Angesichts der sich häufenden rechten Gewalttaten ist es besonders zynisch, wenn Antifaschist_innen, die sich gegen derartige Entwicklungen stellen, mittels der Extremismustheorie diffamiert werden. Nicht nur der Verfassungsschutz arbeitet mit der kruden These, dass “Linksextreme” und “Rechtsextreme” einander ähneln würden, weil sie ja beide die demokratische Ordnung ablehnen. Der Unsinn scheint in dieser Gegend Konsens zu sein. Strache bezeichnete in Salzburg Gegendemonstrant_innen als “linke Nazis”. Sogar eine Politikwissenschafterin, die bei einer ORF-Fernsehdiskussion die “linke” Seite der Couchlandschaft besetzen sollte, bestand auf der Extremismustheorie. Was dabei unerklärlicherweise übersehen wird, ist, dass die radikale Linke die demokratische Ordnung ablehnt, weil sie zu brutal ist; den extrem Rechten hingegen ist sie zu wenig brutal. Ein Blick in den Verfassungsschutzbericht zeigt, was der Verfassungschutz als Verfasser eigentlich wissen müsste: “links motivierte Straftaten” haben eine andere Qualität als rechte. Sachbeschädigung kann und darf nicht mit rechter Gewalt und Mord gleichgesetzt werden.
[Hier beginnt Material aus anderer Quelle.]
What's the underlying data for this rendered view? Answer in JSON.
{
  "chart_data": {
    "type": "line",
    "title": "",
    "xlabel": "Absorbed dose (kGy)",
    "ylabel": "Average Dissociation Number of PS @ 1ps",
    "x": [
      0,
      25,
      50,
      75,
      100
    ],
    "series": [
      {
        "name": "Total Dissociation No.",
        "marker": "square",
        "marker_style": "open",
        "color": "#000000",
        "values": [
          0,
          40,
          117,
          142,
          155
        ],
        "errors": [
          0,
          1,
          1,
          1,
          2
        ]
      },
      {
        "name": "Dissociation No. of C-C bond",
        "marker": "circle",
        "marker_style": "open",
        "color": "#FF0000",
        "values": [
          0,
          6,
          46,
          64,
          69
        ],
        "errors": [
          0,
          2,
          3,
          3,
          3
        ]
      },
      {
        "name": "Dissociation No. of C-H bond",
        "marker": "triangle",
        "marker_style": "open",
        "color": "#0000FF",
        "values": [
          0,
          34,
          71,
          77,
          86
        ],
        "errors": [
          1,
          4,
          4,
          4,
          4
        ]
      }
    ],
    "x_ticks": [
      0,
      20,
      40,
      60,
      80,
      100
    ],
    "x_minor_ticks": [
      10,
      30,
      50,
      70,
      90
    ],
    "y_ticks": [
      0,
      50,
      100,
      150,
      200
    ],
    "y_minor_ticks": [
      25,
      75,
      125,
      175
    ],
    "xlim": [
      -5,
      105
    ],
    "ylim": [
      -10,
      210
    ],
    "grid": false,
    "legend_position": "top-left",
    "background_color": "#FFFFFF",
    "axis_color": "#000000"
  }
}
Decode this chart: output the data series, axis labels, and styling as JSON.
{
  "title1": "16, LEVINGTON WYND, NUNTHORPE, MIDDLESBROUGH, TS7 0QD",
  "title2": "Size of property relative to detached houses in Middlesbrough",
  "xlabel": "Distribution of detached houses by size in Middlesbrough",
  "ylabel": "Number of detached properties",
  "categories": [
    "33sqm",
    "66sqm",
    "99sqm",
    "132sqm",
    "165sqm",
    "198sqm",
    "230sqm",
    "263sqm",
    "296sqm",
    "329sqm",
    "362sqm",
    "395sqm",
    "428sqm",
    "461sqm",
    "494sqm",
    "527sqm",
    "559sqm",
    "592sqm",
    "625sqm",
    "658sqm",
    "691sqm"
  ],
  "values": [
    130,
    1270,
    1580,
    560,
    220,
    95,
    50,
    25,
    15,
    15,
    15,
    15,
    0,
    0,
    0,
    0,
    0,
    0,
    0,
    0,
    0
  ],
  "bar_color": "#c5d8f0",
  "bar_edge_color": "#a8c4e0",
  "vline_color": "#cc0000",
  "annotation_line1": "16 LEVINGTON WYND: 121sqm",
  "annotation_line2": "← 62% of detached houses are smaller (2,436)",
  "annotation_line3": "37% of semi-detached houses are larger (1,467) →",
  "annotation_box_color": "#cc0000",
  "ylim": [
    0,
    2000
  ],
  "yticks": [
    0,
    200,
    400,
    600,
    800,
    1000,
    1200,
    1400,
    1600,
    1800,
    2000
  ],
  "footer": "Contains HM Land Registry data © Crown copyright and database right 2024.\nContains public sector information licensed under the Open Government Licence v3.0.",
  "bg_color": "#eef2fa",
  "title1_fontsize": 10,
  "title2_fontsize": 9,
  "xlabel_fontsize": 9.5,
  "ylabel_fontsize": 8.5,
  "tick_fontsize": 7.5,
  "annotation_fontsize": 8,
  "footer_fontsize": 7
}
Die FPÖ nimmt eine Brückenfunktion zwischen sich als elitär verstehenden Nazis, zum Beispiel aus den Burschenschaften, Prügelnazis und den ganz normalen Alltagsrassist_innen in der österreichischen Bevölkerung ein. Das unterscheidet sie von der vergleichsweise kleinen und isolierten NPD in Deutschland. Und das macht sie so gefährlich.
Es muss also gehandelt werden. Antifaschistische Interventionen in den gesellschaftlichen Normalbetrieb – mit allen Mitteln und auf allen Ebenen – sind bitter notwendig, und wir dürfen nicht damit warten.
Eine Möglichkeit, aktiv zu werden, bietet sich am 21. Jänner in Salzburg: vermiesen wir gemeinsam das Neujahrstreffen der FPÖ.
Auf ein beschissenes neues Jahr für die FPÖ und alle anderen Feind_innen der freien Gesellschaft!
Kollektives Handeln ist Selbstermächtigung!